I think it is a seasonal but you are correct, if it is towed it has to have one.


----------



## we4hubies (May 9, 2009)

WOW! I'm sure learning a lot here. I had no clue about this and I thank you all for sharing this information with me! I knew it was a great decision to join this forum last summer! I plan to get a volt meter today to make sure all is working well. I'm sure I will have more questions on this matter!


----------



## Tangooutback (Apr 16, 2010)

Guys, thanks for the explanations. I was planning to not have a battery once this current battery dies because I never camp without shore power. I thought the converter is powerful enough to handle all DC requirements. I am so glad I read this thread....


----------



## we4hubies (May 9, 2009)

Ok so I picked up a voltage meter. Need help with where and what I test with it!! Thanks


----------



## thefulminator (Aug 8, 2007)

Remember that with most volt meters, you will need to change the settings from AC to DC or vice versa before you test the 12V and 120V systems. You may also have to change the scale, i.e. 0-20V, 20-200V etc. Wouldn't want to see you blow up the meter on the first use.


----------



## rdvholtwood (Sep 18, 2008)

thefulminator said:


> Remember that with most volt meters, you will need to change the settings from AC to DC or vice versa before you test the 12V and 120V systems. You may also have to change the scale, i.e. 0-20V, 20-200V etc. Wouldn't want to see you blow up the meter on the first use.

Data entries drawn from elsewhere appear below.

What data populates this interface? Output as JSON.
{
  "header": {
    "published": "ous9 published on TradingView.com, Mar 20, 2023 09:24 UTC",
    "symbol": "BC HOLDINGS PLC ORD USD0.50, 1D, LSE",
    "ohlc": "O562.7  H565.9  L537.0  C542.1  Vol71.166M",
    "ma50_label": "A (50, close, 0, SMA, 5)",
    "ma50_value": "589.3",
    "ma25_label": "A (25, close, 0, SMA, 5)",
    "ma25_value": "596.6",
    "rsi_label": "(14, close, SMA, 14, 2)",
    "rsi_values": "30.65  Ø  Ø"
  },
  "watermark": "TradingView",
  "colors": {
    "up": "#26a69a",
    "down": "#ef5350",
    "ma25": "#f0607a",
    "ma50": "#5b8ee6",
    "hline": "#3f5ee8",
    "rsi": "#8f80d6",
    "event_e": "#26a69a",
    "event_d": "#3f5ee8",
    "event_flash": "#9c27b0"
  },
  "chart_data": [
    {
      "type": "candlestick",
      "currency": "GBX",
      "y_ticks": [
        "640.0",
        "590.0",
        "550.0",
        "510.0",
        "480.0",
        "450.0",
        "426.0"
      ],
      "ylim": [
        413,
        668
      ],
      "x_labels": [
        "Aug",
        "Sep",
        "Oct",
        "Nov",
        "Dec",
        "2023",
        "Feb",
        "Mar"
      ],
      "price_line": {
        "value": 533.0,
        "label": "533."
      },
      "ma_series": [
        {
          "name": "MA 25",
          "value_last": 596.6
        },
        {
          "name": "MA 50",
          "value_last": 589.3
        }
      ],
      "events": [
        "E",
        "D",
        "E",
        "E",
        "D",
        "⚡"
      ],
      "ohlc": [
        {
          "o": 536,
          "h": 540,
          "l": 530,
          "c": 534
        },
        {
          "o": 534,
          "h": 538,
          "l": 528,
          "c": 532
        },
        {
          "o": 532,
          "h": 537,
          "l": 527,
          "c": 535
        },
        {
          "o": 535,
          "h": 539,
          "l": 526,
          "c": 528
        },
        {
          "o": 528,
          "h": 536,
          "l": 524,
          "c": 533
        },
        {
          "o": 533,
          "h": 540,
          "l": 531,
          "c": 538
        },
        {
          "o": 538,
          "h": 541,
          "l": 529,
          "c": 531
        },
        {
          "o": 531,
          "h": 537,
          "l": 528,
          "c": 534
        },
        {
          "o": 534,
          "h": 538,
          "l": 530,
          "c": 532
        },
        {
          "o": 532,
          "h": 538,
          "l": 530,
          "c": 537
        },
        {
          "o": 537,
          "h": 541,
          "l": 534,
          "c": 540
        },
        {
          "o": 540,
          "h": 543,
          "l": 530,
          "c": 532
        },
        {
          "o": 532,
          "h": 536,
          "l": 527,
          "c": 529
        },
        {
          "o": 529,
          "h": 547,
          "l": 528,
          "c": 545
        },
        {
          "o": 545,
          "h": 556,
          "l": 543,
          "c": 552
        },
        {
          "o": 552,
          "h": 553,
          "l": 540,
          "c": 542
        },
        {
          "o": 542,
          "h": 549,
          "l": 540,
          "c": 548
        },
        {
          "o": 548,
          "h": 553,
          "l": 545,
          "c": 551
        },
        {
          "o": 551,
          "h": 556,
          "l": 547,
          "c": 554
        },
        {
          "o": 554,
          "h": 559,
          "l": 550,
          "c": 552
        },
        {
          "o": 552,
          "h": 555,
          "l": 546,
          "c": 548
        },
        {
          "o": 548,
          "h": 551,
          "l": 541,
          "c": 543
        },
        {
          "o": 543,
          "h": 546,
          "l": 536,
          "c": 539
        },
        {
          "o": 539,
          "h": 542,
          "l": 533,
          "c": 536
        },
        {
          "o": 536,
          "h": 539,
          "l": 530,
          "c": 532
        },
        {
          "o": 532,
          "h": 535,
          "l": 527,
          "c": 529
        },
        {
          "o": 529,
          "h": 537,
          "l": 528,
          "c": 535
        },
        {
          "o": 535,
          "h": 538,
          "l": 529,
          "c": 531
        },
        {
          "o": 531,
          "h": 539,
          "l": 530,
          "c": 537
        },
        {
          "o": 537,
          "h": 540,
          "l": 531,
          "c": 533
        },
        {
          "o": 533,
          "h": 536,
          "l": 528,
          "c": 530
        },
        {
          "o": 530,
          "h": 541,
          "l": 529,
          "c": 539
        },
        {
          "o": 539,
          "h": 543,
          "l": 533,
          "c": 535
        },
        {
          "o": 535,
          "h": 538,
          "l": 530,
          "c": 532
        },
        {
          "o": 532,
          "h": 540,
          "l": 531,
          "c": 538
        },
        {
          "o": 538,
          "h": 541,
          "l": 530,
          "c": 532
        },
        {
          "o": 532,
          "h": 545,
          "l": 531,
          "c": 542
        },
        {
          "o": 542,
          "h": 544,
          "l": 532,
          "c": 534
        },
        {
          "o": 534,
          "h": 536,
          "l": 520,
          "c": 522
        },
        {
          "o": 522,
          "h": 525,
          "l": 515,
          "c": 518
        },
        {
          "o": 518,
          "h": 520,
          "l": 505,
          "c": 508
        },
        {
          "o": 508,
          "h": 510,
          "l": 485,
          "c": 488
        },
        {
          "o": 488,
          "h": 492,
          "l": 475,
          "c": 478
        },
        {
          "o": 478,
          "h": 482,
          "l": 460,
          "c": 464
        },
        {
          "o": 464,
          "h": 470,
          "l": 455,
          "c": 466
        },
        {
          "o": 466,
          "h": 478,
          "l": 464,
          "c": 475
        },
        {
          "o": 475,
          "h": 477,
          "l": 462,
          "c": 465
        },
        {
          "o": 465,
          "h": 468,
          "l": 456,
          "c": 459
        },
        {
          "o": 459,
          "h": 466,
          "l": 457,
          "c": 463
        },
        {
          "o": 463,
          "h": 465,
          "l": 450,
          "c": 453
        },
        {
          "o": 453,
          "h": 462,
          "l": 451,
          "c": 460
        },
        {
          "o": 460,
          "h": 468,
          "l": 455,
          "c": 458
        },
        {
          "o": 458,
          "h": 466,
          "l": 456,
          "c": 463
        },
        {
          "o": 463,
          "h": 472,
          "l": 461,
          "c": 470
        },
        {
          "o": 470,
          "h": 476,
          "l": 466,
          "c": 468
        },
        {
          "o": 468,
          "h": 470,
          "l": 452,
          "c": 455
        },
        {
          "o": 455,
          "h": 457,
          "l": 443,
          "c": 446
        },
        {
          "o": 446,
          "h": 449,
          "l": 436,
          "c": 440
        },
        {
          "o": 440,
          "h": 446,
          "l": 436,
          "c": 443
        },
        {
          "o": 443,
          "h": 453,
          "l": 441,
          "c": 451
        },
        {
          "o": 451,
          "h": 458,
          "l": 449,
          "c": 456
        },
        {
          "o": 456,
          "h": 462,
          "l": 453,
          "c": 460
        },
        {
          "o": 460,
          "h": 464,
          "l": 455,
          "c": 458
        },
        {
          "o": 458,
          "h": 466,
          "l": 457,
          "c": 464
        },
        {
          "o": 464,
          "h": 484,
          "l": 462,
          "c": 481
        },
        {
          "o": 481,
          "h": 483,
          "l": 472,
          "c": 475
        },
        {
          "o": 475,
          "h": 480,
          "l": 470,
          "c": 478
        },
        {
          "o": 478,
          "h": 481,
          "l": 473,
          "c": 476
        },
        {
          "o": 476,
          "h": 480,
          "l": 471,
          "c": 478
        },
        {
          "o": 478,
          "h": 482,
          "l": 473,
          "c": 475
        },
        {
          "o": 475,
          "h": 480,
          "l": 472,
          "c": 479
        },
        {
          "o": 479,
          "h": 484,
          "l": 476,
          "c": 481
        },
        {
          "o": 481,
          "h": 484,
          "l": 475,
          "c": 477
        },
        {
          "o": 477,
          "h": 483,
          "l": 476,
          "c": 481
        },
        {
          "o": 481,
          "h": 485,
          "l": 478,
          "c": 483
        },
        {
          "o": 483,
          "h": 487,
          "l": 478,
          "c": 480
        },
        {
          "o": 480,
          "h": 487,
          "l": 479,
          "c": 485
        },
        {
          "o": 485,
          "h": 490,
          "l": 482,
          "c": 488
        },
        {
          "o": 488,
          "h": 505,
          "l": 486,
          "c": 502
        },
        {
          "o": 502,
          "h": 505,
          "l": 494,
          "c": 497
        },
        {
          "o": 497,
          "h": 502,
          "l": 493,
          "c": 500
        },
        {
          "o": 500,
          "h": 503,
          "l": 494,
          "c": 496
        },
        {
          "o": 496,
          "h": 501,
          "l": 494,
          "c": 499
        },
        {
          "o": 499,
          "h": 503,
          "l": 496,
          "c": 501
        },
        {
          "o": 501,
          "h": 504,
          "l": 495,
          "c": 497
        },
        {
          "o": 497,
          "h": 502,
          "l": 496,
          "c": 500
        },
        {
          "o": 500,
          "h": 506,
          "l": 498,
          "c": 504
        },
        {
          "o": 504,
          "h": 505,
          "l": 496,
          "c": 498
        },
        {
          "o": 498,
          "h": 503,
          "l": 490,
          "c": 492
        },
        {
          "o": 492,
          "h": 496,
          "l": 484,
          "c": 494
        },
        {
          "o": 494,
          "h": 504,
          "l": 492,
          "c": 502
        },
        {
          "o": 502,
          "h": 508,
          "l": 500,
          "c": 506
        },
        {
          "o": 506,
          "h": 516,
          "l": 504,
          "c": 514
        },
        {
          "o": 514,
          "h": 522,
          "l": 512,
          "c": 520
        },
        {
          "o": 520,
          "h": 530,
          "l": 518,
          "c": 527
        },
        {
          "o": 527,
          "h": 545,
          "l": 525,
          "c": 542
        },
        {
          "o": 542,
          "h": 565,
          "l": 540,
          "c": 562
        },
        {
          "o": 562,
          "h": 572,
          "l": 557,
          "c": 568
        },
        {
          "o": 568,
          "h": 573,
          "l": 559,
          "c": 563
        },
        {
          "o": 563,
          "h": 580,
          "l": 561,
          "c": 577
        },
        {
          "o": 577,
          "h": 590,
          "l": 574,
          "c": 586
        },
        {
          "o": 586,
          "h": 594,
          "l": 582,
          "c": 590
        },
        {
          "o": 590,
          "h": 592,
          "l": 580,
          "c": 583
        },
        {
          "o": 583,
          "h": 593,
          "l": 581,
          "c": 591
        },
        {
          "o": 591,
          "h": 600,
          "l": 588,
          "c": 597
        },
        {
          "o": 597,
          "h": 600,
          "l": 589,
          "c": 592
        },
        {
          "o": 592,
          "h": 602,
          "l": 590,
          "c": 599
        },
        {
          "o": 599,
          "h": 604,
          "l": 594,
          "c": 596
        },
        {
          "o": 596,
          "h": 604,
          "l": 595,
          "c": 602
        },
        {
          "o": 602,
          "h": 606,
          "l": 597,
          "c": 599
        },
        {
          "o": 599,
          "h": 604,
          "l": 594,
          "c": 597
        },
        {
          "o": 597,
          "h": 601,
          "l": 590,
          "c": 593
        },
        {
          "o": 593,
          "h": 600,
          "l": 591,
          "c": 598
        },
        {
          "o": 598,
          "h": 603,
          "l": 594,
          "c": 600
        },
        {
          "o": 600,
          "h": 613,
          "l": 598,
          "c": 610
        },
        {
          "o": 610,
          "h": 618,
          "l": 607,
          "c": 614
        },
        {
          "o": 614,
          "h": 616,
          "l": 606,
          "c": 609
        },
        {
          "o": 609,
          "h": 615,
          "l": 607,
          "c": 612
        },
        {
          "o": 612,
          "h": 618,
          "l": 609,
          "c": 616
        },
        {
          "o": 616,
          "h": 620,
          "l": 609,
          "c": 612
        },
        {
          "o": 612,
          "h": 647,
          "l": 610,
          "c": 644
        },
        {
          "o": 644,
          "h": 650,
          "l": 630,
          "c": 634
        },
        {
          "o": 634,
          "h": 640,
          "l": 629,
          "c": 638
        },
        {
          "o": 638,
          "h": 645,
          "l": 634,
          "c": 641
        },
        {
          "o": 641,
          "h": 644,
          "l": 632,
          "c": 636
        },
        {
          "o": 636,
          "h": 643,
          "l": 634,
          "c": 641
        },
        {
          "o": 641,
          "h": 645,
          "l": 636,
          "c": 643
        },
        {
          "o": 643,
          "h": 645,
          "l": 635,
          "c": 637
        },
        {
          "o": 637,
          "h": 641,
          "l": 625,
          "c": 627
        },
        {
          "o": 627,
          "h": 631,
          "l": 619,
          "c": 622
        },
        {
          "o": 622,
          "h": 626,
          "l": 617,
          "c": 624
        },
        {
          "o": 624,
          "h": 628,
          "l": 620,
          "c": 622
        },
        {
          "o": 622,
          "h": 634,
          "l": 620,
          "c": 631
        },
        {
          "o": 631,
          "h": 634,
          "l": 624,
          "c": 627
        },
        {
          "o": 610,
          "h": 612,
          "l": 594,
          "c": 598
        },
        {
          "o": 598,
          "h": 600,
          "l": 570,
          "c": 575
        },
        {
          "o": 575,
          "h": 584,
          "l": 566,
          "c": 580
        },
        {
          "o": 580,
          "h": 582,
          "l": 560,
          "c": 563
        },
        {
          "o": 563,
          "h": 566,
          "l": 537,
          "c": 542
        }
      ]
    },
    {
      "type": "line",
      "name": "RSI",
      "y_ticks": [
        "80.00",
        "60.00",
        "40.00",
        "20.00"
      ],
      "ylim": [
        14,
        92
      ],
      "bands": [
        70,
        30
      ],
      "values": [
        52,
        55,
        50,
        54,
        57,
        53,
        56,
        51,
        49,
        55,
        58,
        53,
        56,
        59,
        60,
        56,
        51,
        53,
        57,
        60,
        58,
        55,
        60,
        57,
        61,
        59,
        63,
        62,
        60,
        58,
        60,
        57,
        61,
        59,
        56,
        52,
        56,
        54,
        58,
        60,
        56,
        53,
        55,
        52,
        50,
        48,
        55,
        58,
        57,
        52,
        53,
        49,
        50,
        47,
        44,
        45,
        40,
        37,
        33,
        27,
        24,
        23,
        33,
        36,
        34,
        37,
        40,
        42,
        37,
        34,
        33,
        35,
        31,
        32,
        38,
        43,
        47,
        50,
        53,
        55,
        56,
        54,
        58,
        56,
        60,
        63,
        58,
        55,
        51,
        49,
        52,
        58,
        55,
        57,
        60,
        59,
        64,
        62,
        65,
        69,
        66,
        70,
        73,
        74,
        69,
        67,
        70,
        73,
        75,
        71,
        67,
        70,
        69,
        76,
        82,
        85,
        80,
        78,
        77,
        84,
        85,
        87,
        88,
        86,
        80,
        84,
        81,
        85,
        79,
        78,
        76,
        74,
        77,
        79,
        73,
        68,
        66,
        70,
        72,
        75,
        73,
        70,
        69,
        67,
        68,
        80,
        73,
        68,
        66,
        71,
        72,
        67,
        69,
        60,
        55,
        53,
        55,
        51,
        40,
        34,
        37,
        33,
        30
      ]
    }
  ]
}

.....or also _not_ measure voltage with the meter set to measure resistance (ohms)!!


----------



## CamperAndy (Aug 26, 2004)

Lets start with the converter. You will need to take the cover off and you will see two large screw terminals. With nothing extra running in the trailer, set the meter to the 0 to 20 DC scale and then check across the two large terminals. It should read 13.2 or possible 13.6 vdc. Then turn on some load like the furnace and see if the voltage is stable or jumps up to 14.2. The fan in the converter should also kick on at this point.


----------